Like Austria, Italy has not to date implemented any access restrictions or quarantine requirements for Switzerland. The only condition set by the Italian authorities is that each person entering the country must complete a form declaring that they have not tested positive for Covid-19. Otherwise, it is necessary to observe a 14-day quarantine. 

However, before travelling south of the border keep in mind that Italian cinemas and theaters are closed, and restaurants must stop serving their customers at 6 pm. The authorities have also imposed a night curfew from 10 pm until 5 am.


READ MORE: How will lockdowns in France and Germany affect Swiss residents? 

 

France

Since October 30th, France has been in lockdown, which will last until at least December 1st. As such, travel on French territory is prohibited, except in well-defined cases — including trips to get to work, trips to buy essential goods, or trips for compelling family reasons — and on presentation of an ‘exit certificate’.

Germany

Unlike France, Germany has not implemented a new shutdown. However, restaurants, bars and leisure facilities like theaters and cinemas are closed until December.

German Foreign Minister Heiko Maas said last week that the country's borders with its neighbours, including Switzerland, would remain open.

Gemany already placed Switzerland on its quarantine list on October 22nd, because Swiss Covid infection rates exceed those of its neighbour.

This means that anyone who enters from Switzerland must be tested on arrival in Germany. The tested person must then quarantine until the result comes through.

But the German state of Baden-Württemberg, which borders Switzerland, exempts Swiss arrivals from quarantine, under some conditions.

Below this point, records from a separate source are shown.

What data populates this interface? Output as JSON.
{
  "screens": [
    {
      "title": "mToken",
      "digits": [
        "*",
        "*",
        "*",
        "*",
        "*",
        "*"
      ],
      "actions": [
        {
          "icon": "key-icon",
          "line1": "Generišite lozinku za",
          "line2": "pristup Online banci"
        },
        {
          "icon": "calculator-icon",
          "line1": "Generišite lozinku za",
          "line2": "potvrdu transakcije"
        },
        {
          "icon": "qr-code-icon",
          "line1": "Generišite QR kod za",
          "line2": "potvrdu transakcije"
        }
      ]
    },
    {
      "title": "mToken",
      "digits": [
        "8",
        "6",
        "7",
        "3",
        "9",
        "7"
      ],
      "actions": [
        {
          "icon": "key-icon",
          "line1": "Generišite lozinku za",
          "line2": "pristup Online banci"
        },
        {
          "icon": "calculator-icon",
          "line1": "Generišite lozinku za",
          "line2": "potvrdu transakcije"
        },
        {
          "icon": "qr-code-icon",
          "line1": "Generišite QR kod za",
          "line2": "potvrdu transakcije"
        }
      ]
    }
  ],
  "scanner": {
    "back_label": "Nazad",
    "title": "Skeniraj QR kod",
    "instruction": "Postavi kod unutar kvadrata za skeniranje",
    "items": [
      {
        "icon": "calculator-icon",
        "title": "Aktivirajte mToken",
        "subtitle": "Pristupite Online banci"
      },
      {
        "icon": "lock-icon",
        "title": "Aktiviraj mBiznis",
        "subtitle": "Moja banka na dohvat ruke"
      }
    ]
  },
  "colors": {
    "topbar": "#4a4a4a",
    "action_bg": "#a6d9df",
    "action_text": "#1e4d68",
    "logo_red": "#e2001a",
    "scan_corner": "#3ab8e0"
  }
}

For example, those crossing the border from Switzerland to visit family and friends will be permitted to do so without quarantine, provided they do not stay longer than 48 hours. 

Baden-Württemberg's authorities are also allowing residents of Appenzell, Aargau, Basel, Basel-Country, Jura, Schaffhausen, Solothurn, St. Gallen, Thurgau and Zurich to come to Germany without being tested, as long as they stay no longer than 24 hours.